Jacinta Ukwa, business manager at Braudy Global Ltd, says land banking remains one of the most popular paths to long-term wealth creation.
She said in an interview that despite the benefits of land banking, many Nigerians continue to fall into avoidable traps.
She explained that land banking can be a powerful wealth-building tool, but only when approached with foresight, discipline, and a long-term view.
She described it as a strategic purchase of undeveloped plots in emerging areas, held over time and later sold at a premium.
“It’s the thinking behind those much-publicised stories of N1.2 million plots soaring to N3.5 million,” she said. “But that only happens if you sidestep the common pitfalls.”
Besides the positive stories, there are five mistakes to avoid when considering an investment in land.
Assumption that the investment is for the short-term
Williams Mayomi, a real estate entrepreneur, noted that land banking is for those interested in long-term investments.
“If you’re looking for short-term gains, land banking is not for you. The minimum holding period is typically three to five years, depending on the location,” he cautioned.
“For long-term investors, land banking remains one of the most powerful wealth-building strategies, especially among Nigeria’s elite.”
Wrong locations and missing land titles
It’s important to get the right location and verify land titles while tracking market trends. The aim is to help avoid the common pitfalls of land investment in Nigeria.

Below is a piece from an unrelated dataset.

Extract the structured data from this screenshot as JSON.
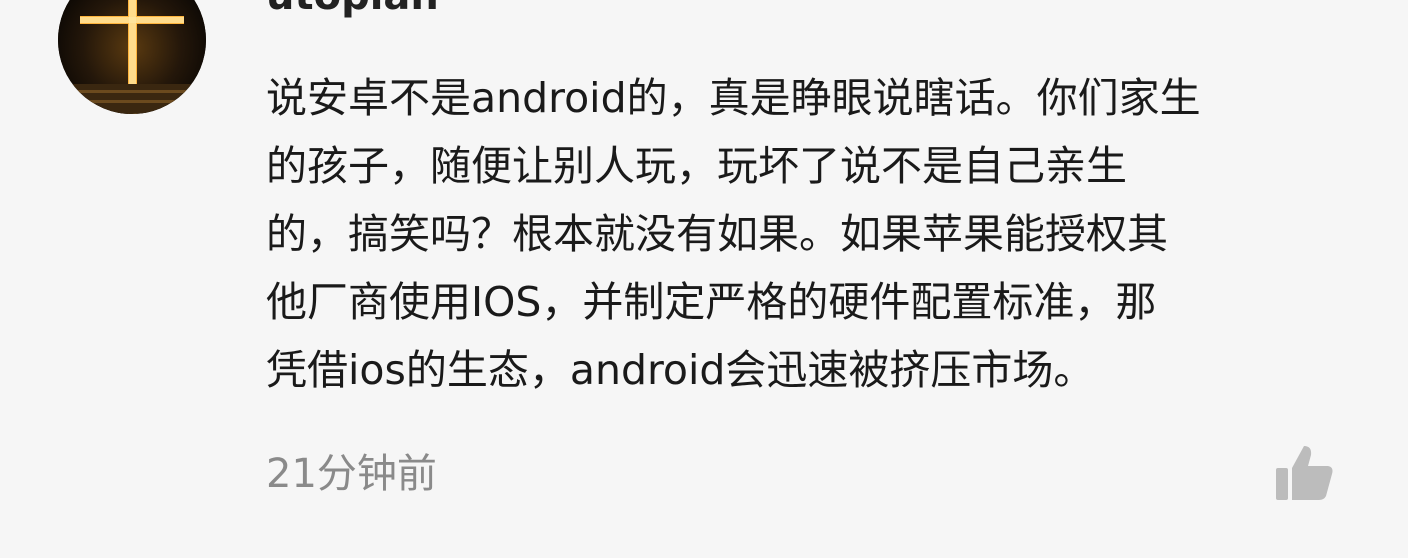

Grace Ofure, a real estate investment specialist, advised that proper title documentation is non-negotiable. “In Lagos State, for instance, land with verified title documents appreciates significantly faster,” she noted.
Waiting for location to fully develop before buying
Ukwa, earlier cited, stressed that the core of land banking lies in identifying potential before development arrives.
“If you wait until the roads are tarred and the supermarkets are open, prices will have already surged and you may be priced out entirely,” she warned.
Paying top-of-the-market prices
According to Ukwa, since the goal is to buy low and sell high, investors must avoid plots already commanding premium prices such as those going for N200 million. “These areas may have already peaked in value,” she noted. “High-priced land only makes sense if you plan to build immediately for rental or short-let returns.”
In a similar vein, Ofure advised that investors should aim to buy at wholesale prices, not retail.
“When you buy below the market value through a reputable land banking company, your returns can be substantial,” Ofure said, citing examples of properties appreciating by as much as 30 percent under 60 days.
Buying only one plot
Ukwa advised investors to acquire more than one plot where possible.
“If your single plot appreciates to N10 million in four years, you’re left with a dilemma, sell and exit completely, or hold on,” she explained. “With multiple plots, you can sell one to realise gains while keeping a stake in the same growth zone.”
Ofure shared how she personally reaped the long-term benefits of land banking. Over a decade ago, she purchased a plot of land in an undeveloped area, anticipating future growth. Eleven years later, she sold the land to fund her child’s international school fees—earning more than triple the required amount.
“When I bought that land, my child was just six years old. Years later, that single investment covered three years of international tuition,” she said.